Et puis, un jour, j’ai découvert Scattered Poems, Trip Trap, et d’autres livres où l’on trouvait des poèmes et des haïkus de Kerouac. J’écrivais des haïkus depuis mes 19 ans, mais les siens, et ses idées sur ce genre littéraire, ont élargi mon horizon. Peu de temps après, je l’ai entendu lire ses textes. J’ai été séduit par son débit, son style et, dès lors, j’ai renoncé à l’envie de lire comme Dylan Thomas.
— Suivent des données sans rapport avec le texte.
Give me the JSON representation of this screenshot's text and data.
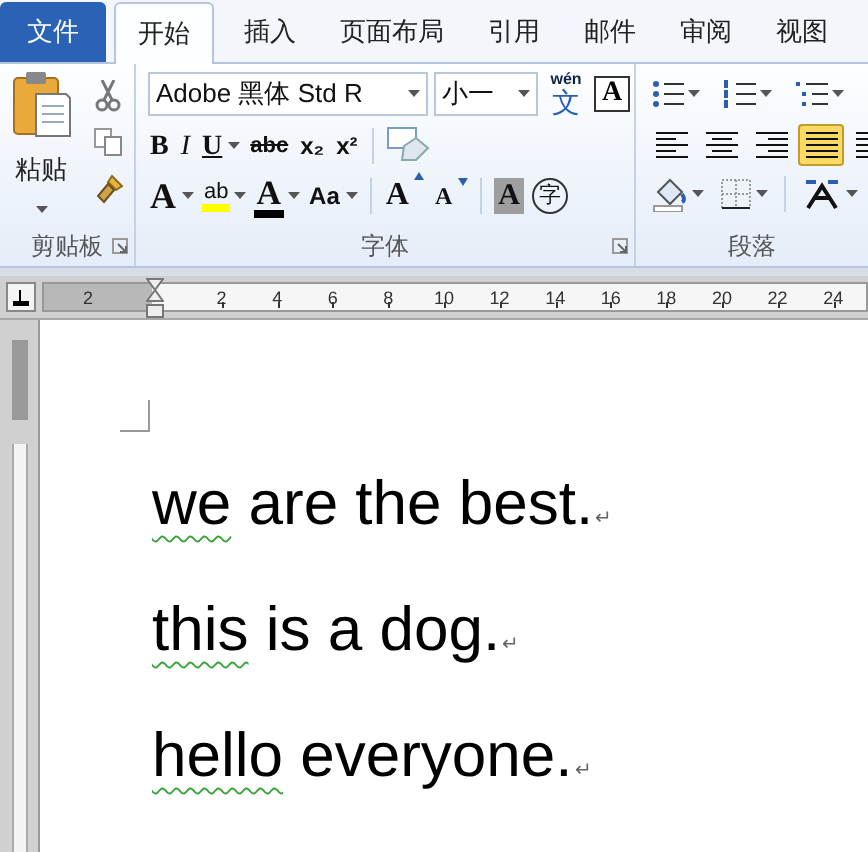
{
  "tabs": [
    {
      "label": "文件",
      "kind": "file",
      "selected": false
    },
    {
      "label": "开始",
      "kind": "tab",
      "selected": true
    },
    {
      "label": "插入",
      "kind": "tab",
      "selected": false
    },
    {
      "label": "页面布局",
      "kind": "tab",
      "selected": false
    },
    {
      "label": "引用",
      "kind": "tab",
      "selected": false
    },
    {
      "label": "邮件",
      "kind": "tab",
      "selected": false
    },
    {
      "label": "审阅",
      "kind": "tab",
      "selected": false
    },
    {
      "label": "视图",
      "kind": "tab",
      "selected": false
    }
  ],
  "clipboard": {
    "paste_label": "粘贴",
    "group_label": "剪贴板"
  },
  "font": {
    "font_name": "Adobe 黑体 Std R",
    "font_size": "小一",
    "pinyin_top": "wén",
    "pinyin_bottom": "文",
    "boxed": "A",
    "row2": [
      {
        "glyph": "B",
        "kind": "bold",
        "dropdown": false
      },
      {
        "glyph": "I",
        "kind": "italic",
        "dropdown": false
      },
      {
        "glyph": "U",
        "kind": "underline",
        "dropdown": true
      },
      {
        "glyph": "abc",
        "kind": "strike",
        "dropdown": false
      },
      {
        "glyph": "x₂",
        "kind": "plain",
        "dropdown": false
      },
      {
        "glyph": "x²",
        "kind": "plain",
        "dropdown": false
      }
    ],
    "row3": [
      {
        "glyph": "A",
        "kind": "effect",
        "dropdown": true
      },
      {
        "glyph": "ab",
        "kind": "highlight",
        "dropdown": true
      },
      {
        "glyph": "A",
        "kind": "color",
        "dropdown": true
      },
      {
        "glyph": "Aa",
        "kind": "plain",
        "dropdown": true
      },
      {
        "glyph": "A",
        "kind": "grow",
        "dropdown": false
      },
      {
        "glyph": "A",
        "kind": "shrink",
        "dropdown": false
      },
      {
        "glyph": "A",
        "kind": "shaded",
        "dropdown": false
      },
      {
        "glyph": "字",
        "kind": "circled",
        "dropdown": false
      }
    ],
    "group_label": "字体"
  },
  "paragraph": {
    "group_label": "段落",
    "alignments": [
      {
        "kind": "left",
        "selected": false
      },
      {
        "kind": "center",
        "selected": false
      },
      {
        "kind": "right",
        "selected": false
      },
      {
        "kind": "justify",
        "selected": true
      },
      {
        "kind": "distribute",
        "selected": false
      }
    ]
  },
  "ruler": {
    "ticks": [
      "2",
      "2",
      "4",
      "6",
      "8",
      "10",
      "12",
      "14",
      "16",
      "18",
      "20",
      "22",
      "24"
    ]
  },
  "document": {
    "lines": [
      {
        "segments": [
          {
            "text": "we",
            "flagged": true
          },
          {
            "text": " are the best.",
            "flagged": false
          }
        ],
        "mark": "↵"
      },
      {
        "segments": [
          {
            "text": "this",
            "flagged": true
          },
          {
            "text": " is a dog.",
            "flagged": false
          }
        ],
        "mark": "↵"
      },
      {
        "segments": [
          {
            "text": "hello",
            "flagged": true
          },
          {
            "text": " everyone.",
            "flagged": false
          }
        ],
        "mark": "↵"
      }
    ]
  }
}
En 1976, je me suis plongé dans ses romans, des livres comme Mexico City Blues. J’ai rapidement compris que Kerouac, malgré son désir d’écrire le grand roman de l’Amérique, était avant tout un poète. Prenez Maggy Cassidy, par exemple : chaque chapitre commence comme un vers de haïku. Pour moi, Kerouac est un poète, et l’un des plus grands auteurs de haïku au monde, et j’inclus les haijin japonais.
Très jeune, j’étais déjà accro au jazz. Et plus j’ai approfondi ma connaissance de l’œuvre de Kerouac, plus lui et le jazz ont pris de l’importance pour moi, à la fois comme mythe et comme réalité. Ses idées sur l’improvisation et la prose spontanée, qu’il a découvertes auprès d’artistes comme Charlie Parker, et mises en pratique par les mots, ont profondément influencé mon travail, et l’influencent aujourd’hui encore.
Depuis les années 1980, j’ai écrit de nombreux textes dédiés à Kerouac et à Lowell (Massachusetts). Avec ma femme, Yuko Otomo, nous avons participé à de plusieurs reprises au festival « Lowell celebrates Kerouac », qui a lieu tous les ans.
Chaque jour qui passe, « je pense au Vieux Dean Moriarty. Je pense à Dean Moriarty ».
Steve Dalachinsky, New York, 23 mars 2017.
Steve Dalachinsky, né en 1946 à New York, vit à Manhattan. Il est actif sur la scène du free jazz et effectue régulièrement des lectures avec des musiciens pour donner à ses textes une autre voix. Il s’est notamment produit avec William Parker, Matthew Shipp, Susie Ibarra, Roy Campbell… Depuis 2011, il collabore avec le groupe français The Snobs.